Unlike the library and Rec Cen, which are open to all students, the dining commons are limited to students living in campus housing, primarily first and second years. First-year pre-political science major Illyana Cannon said she went to the dining hall the first day it opened and has eaten there nearly every day since, encountering and interacting with other students in the process.
“I actually see people on campus now and there’s interactions here and there. I’ve had people come up to me and I’ve made new friends,” she said.
Cannon said she was slightly nervous to see “life change back to normal,” though she felt safe dining indoors with protocols in place and enjoyed meeting other students.
First-year data science and statistics major Alex Roginski echoed Cannon’s feelings around indoor dining, as a student living in the university apartments who had been eating takeout from the dining hall since arriving at UCSB.

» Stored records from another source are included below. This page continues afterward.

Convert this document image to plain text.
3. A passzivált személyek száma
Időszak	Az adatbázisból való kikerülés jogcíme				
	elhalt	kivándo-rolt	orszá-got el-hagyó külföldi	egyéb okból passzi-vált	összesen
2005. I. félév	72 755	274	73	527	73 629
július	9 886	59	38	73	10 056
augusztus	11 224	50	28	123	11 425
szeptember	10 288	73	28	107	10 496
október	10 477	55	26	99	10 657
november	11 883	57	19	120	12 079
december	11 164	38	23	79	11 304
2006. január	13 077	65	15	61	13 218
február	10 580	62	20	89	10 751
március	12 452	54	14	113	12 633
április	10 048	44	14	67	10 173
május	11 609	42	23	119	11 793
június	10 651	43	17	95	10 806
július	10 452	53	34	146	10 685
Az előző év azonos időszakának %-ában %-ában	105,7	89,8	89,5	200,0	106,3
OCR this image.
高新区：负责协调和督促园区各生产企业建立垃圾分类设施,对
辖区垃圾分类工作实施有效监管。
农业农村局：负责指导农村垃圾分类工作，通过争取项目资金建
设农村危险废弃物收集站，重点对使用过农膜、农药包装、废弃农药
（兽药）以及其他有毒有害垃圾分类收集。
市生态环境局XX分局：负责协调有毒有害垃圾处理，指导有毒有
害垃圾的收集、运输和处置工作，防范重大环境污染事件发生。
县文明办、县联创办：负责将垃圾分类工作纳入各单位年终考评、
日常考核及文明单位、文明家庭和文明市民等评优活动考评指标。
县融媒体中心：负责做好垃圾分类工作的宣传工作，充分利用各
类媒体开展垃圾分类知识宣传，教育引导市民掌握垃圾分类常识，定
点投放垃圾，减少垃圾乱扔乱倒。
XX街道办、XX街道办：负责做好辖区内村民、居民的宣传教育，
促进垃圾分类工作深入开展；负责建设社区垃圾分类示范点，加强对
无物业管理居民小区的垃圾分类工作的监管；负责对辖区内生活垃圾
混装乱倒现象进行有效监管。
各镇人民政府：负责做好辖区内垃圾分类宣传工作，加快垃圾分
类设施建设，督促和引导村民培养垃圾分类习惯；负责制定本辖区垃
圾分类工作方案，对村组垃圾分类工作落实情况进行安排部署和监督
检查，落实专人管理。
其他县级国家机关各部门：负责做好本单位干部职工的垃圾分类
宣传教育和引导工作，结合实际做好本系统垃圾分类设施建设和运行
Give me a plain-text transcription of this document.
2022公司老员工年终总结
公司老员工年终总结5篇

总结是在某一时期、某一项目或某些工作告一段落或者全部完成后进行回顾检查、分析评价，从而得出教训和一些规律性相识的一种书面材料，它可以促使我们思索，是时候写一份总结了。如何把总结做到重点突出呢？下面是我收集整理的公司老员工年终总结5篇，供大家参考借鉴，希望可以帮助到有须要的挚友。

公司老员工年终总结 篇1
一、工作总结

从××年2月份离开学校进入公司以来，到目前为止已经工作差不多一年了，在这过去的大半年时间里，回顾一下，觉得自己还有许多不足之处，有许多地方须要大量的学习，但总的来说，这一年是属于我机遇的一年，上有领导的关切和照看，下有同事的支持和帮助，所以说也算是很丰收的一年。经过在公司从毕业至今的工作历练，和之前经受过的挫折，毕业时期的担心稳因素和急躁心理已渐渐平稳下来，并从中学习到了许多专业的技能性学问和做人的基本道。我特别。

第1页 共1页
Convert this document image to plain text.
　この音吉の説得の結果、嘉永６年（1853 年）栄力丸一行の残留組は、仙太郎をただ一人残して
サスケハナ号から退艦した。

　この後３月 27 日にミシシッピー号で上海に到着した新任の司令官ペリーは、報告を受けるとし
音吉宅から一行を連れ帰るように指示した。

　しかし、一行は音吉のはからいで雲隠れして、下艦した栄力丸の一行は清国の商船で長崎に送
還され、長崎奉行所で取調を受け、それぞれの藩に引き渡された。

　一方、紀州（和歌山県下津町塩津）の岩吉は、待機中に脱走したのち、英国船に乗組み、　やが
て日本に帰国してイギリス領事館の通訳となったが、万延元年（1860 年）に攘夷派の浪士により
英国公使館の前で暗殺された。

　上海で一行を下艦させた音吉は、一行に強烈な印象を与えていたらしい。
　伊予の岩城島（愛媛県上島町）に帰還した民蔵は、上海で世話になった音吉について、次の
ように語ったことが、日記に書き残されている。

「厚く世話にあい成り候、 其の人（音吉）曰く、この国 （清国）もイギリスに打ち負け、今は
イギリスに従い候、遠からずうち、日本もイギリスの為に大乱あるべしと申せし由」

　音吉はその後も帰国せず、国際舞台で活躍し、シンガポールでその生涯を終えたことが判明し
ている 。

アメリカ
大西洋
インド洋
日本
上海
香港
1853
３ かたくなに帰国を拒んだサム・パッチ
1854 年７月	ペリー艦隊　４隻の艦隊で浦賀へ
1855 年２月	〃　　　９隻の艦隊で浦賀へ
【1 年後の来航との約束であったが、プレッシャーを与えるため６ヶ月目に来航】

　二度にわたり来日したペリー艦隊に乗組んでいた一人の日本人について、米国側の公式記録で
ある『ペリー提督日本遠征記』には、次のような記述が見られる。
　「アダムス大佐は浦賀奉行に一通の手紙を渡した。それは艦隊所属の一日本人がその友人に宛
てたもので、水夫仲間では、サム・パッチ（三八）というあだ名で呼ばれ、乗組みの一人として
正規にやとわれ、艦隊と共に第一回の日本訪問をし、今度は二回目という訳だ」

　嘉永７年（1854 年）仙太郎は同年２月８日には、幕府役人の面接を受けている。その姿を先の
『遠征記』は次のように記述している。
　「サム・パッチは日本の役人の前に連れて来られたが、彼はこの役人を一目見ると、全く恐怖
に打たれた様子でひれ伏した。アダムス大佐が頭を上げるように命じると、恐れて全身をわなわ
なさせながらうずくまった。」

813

“It felt so foreign. I was like, “Wait, I just take this plate, and I eat it inside?” Roginski said. “The first few days, it felt very uncomfortable.”
Roginski noted that he felt closer with his peers after being able to see both familiar and unfamiliar faces in the same dining area, but the dissonance in experiencing something so “normal” during a pandemic felt unfamiliar and strange.
“What was normal [pre-pandemic] feels pretty weird now,” Roginski said.
A version of this article appeared on p. 7 of the May 20, 2021 print edition of the Daily Nexus.